On the target side, drag-data-received is emitted on the drop target when GTK+ passes the data it received on to the application. In our case, we will pull the pointer out of the selection data, and reorder the row.

handle = *(gpointer*)gtk_selection_data_get_data (selection_data);
source = gtk_widget_get_ancestor (handle, GTK_TYPE_LIST_BOX_ROW);

if (source == target)
  return;

source_list = gtk_widget_get_parent (source);
target_list = gtk_widget_get_parent (target);
position = gtk_list_box_row_get_index (GTK_LIST_BOX_ROW (target));

g_object_ref (source);
gtk_container_remove (GTK_CONTAINER (source_list), source);
gtk_list_box_insert (GTK_LIST_BOX (target_list), source, position);
g_object_unref (source);

The only trick here is that we need to take a reference on the widget before removing it from its parent container, to prevent it from getting finalized.

And with this, we have reorderable rows. Yay!

As a final step, lets make it look good.

A nice drag icon

So far, during the drag, you just see just the cursor, which is not very helpful and not very pretty. The expected behavior is to drag a visual representation of the row.
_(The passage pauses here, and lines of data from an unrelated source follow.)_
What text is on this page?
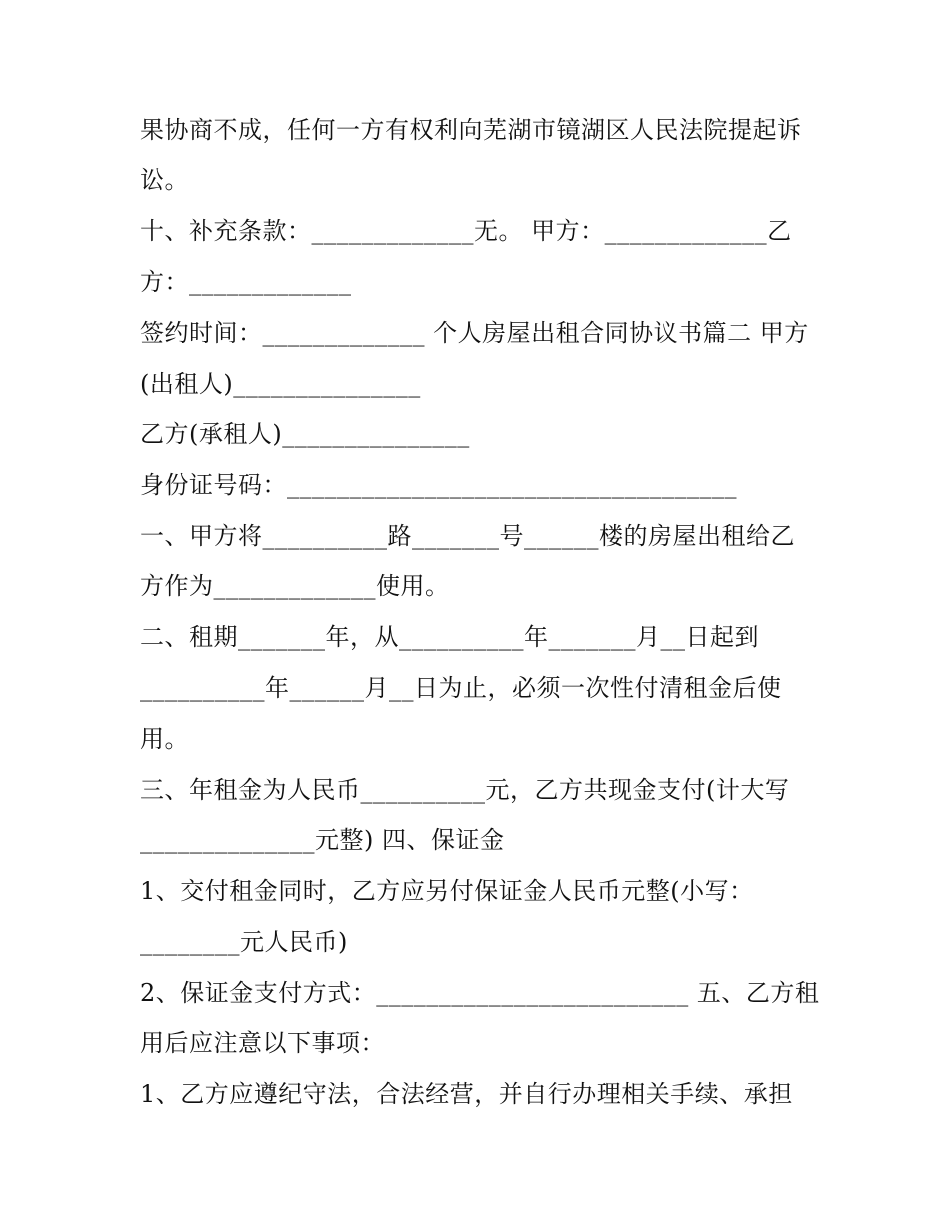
果协商不成，任何一方有权利向芜湖市镜湖区人民法院提起诉
讼。
十、补充条款：_____________无。 甲方：_____________乙
方：_____________
签约时间：_____________ 个人房屋出租合同协议书篇二 甲方
(出租人)_______________
乙方(承租人)_______________
身份证号码：____________________________________
一、甲方将__________路_______号______楼的房屋出租给乙
方作为_____________使用。
二、租期_______年，从__________年_______月__日起到
__________年______月__日为止，必须一次性付清租金后使
用。
三、年租金为人民币__________元，乙方共现金支付(计大写
______________元整) 四、保证金
1、交付租金同时，乙方应另付保证金人民币元整(小写：
________元人民币)
2、保证金支付方式：_________________________ 五、乙方租
用后应注意以下事项：
1、乙方应遵纪守法，合法经营，并自行办理相关手续、承担
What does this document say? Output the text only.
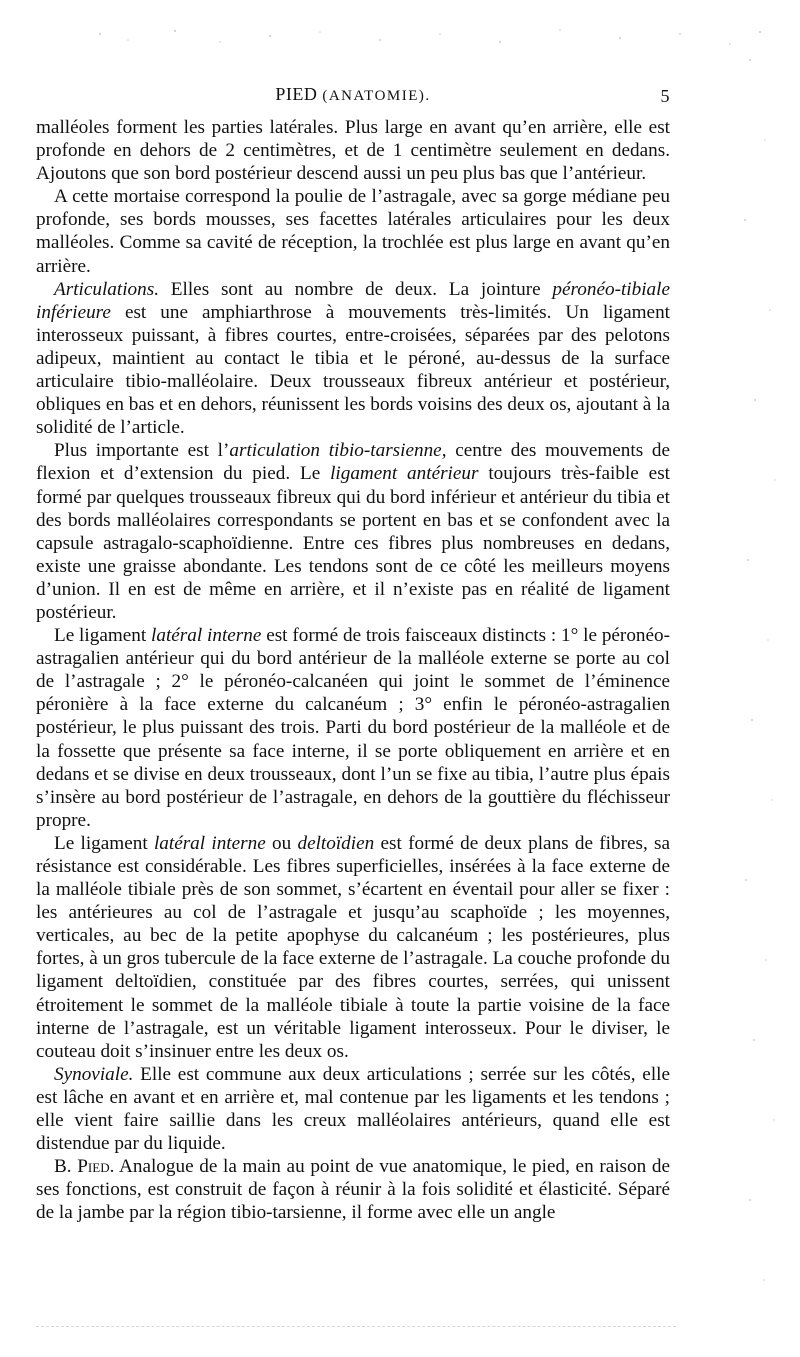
PIED (ANATOMIE).	5

malléoles forment les parties latérales. Plus large en avant qu’en arrière, elle est profonde en dehors de 2 centimètres, et de 1 centimètre seulement en dedans. Ajoutons que son bord postérieur descend aussi un peu plus bas que l’antérieur.

A cette mortaise correspond la poulie de l’astragale, avec sa gorge médiane peu profonde, ses bords mousses, ses facettes latérales articulaires pour les deux malléoles. Comme sa cavité de réception, la trochlée est plus large en avant qu’en arrière.

Articulations. Elles sont au nombre de deux. La jointure péronéo-tibiale inférieure est une amphiarthrose à mouvements très-limités. Un ligament interosseux puissant, à fibres courtes, entre-croisées, séparées par des pelotons adipeux, maintient au contact le tibia et le péroné, au-dessus de la surface articulaire tibio-malléolaire. Deux trousseaux fibreux antérieur et postérieur, obliques en bas et en dehors, réunissent les bords voisins des deux os, ajoutant à la solidité de l’article.

Plus importante est l’articulation tibio-tarsienne, centre des mouvements de flexion et d’extension du pied. Le ligament antérieur toujours très-faible est formé par quelques trousseaux fibreux qui du bord inférieur et antérieur du tibia et des bords malléolaires correspondants se portent en bas et se confondent avec la capsule astragalo-scaphoïdienne. Entre ces fibres plus nombreuses en dedans, existe une graisse abondante. Les tendons sont de ce côté les meilleurs moyens d’union. Il en est de même en arrière, et il n’existe pas en réalité de ligament postérieur.

Le ligament latéral interne est formé de trois faisceaux distincts : 1° le péronéo-astragalien antérieur qui du bord antérieur de la malléole externe se porte au col de l’astragale ; 2° le péronéo-calcanéen qui joint le sommet de l’éminence péronière à la face externe du calcanéum ; 3° enfin le péronéo-astragalien postérieur, le plus puissant des trois. Parti du bord postérieur de la malléole et de la fossette que présente sa face interne, il se porte obliquement en arrière et en dedans et se divise en deux trousseaux, dont l’un se fixe au tibia, l’autre plus épais s’insère au bord postérieur de l’astragale, en dehors de la gouttière du fléchisseur propre.

Le ligament latéral interne ou deltoïdien est formé de deux plans de fibres, sa résistance est considérable. Les fibres superficielles, insérées à la face externe de la malléole tibiale près de son sommet, s’écartent en éventail pour aller se fixer : les antérieures au col de l’astragale et jusqu’au scaphoïde ; les moyennes, verticales, au bec de la petite apophyse du calcanéum ; les postérieures, plus fortes, à un gros tubercule de la face externe de l’astragale. La couche profonde du ligament deltoïdien, constituée par des fibres courtes, serrées, qui unissent étroitement le sommet de la malléole tibiale à toute la partie voisine de la face interne de l’astragale, est un véritable ligament interosseux. Pour le diviser, le couteau doit s’insinuer entre les deux os.

Synoviale. Elle est commune aux deux articulations ; serrée sur les côtés, elle est lâche en avant et en arrière et, mal contenue par les ligaments et les tendons ; elle vient faire saillie dans les creux malléolaires antérieurs, quand elle est distendue par du liquide.

B. Pied. Analogue de la main au point de vue anatomique, le pied, en raison de ses fonctions, est construit de façon à réunir à la fois solidité et élasticité. Séparé de la jambe par la région tibio-tarsienne, il forme avec elle un angle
To make that happen, we connect to the drag-begin signal on the drag source:

g_signal_connect (handle, "drag-begin",
        G_CALLBACK (drag_begin), NULL);

…and do some extra work to create a nice ‘drag icon’:

row = gtk_widget_get_ancestor (widget, GTK_TYPE_LIST_BOX_ROW);
gtk_widget_get_allocation (row, &alloc);
surface = cairo_image_surface_create (CAIRO_FORMAT_ARGB32,
                                      alloc.width, alloc.height);
cr = cairo_create (surface);
gtk_widget_draw (row, cr);

gtk_drag_set_icon_surface (context, surface);

cairo_destroy (cr);
cairo_surface_destroy (surface);

This looks more complicated than it is – we are creating a cairo surface of the right size, render the row widget to it (the signal is emitted on the handle, so we have to find the row as an ancestor).
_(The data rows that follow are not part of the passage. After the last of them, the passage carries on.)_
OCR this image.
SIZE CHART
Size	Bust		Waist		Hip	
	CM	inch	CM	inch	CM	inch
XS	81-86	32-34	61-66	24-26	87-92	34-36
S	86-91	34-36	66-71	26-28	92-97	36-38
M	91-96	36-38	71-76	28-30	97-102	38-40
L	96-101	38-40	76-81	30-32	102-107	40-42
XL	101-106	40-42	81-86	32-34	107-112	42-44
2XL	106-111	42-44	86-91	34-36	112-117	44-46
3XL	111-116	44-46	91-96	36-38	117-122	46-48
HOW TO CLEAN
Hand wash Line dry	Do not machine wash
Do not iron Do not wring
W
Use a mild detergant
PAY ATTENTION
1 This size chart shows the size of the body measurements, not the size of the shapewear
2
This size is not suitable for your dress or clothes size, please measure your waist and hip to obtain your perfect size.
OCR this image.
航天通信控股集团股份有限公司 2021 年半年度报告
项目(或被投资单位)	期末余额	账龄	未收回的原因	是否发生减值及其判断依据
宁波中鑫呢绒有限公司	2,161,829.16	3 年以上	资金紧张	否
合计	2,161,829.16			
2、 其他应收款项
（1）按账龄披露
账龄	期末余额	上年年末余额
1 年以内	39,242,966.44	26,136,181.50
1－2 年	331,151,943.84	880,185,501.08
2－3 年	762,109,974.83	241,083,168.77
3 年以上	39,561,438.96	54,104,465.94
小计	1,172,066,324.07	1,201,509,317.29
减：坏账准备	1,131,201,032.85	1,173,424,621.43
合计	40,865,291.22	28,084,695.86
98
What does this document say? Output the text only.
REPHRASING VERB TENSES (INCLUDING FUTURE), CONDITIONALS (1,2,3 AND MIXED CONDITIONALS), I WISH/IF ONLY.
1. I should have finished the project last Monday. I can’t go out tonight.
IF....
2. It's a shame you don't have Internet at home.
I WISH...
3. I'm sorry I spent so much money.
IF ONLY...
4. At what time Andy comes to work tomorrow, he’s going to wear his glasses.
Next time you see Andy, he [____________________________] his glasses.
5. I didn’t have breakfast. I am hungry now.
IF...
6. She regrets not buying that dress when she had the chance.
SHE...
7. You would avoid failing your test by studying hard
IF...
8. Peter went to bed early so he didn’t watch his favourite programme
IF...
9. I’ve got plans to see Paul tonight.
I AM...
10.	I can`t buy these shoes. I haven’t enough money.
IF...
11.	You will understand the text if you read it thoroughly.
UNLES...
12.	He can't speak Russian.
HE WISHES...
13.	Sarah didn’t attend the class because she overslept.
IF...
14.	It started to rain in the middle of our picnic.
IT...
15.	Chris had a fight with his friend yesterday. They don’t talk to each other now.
Unfortunately, this does not yet yield a perfect result, since list box rows generally don’t render a background or frame. To work around that, we can temporarily add a custom style class to the row’s style context, and use some custom CSS to ensure we get a background and frame:

context = gtk_widget_get_style_context (row);
gtk_style_context_add_class (context, "drag-icon");
gtk_widget_draw (row, cr);
gtk_style_context_remove_class (context, "drag-icon")
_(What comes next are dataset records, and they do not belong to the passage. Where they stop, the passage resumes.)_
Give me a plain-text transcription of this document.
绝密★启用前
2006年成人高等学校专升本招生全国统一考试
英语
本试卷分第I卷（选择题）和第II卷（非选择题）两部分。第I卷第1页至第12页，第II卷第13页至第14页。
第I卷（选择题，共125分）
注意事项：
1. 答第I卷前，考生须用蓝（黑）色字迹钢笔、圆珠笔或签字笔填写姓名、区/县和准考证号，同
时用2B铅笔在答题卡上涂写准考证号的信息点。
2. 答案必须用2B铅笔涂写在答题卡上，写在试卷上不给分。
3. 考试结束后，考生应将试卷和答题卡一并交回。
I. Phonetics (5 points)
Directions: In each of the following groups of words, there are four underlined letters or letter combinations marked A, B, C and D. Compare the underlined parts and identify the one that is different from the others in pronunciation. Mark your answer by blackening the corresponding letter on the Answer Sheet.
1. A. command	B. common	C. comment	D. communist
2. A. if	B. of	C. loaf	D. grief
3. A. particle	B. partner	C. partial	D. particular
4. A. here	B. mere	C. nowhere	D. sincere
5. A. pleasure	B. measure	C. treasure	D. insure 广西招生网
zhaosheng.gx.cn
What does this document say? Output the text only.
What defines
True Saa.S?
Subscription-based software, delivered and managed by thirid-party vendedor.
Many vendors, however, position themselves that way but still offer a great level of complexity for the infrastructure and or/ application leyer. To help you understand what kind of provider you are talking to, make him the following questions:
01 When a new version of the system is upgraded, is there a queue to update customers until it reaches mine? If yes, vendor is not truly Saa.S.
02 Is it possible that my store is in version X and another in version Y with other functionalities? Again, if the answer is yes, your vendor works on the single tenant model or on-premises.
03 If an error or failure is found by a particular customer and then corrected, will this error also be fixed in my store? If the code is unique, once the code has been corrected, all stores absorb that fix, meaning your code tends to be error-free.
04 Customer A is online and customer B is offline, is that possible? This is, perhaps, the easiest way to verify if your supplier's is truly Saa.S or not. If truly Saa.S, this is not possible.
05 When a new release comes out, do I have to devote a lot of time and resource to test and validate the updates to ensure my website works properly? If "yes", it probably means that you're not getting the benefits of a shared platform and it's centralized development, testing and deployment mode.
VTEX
As an extra refinement, we can set an offset on the surface, to prevent a visual ‘jump’ at the beginning of the drag, by placing this code before the gtk_drag_set_icon_surface() call:

gtk_widget_translate_coordinates (widget, row, 0, 0, &x, &y);
cairo_surface_set_device_offset (surface, -x, -y);


Voila!

Next steps

This article just shows the simplest possible setup for row reordering by drag-and-drop. Many refinements are possible, some easy and some not so easy.

An obvious enhancement is to allow dragging between different lists in the same application. This is just a matter of being careful about the handling of the list widgets in the drag_data_received() call, and the code I have shown here should already work for this.

Another refinement would be to drop the row before or after the target row, depending on which edge is closer. Together with this, you probably want to modify the drop target highlighing to indicate the edge where the drop will happen. This could be done in different ways, but all of them will require listening to drag-motion events and juggling event coordinates, which is not something I wanted to get into here.

Finally, scrolling the list during the drag. This is important for long lists, if you want to drag a row from the top to bottom – if the list doesn’t scroll, you have to do this in page increments, which is just too cumbersome. Implementing this may be easiest by moving the drag target to be the list widget itself, instead of the individual rows.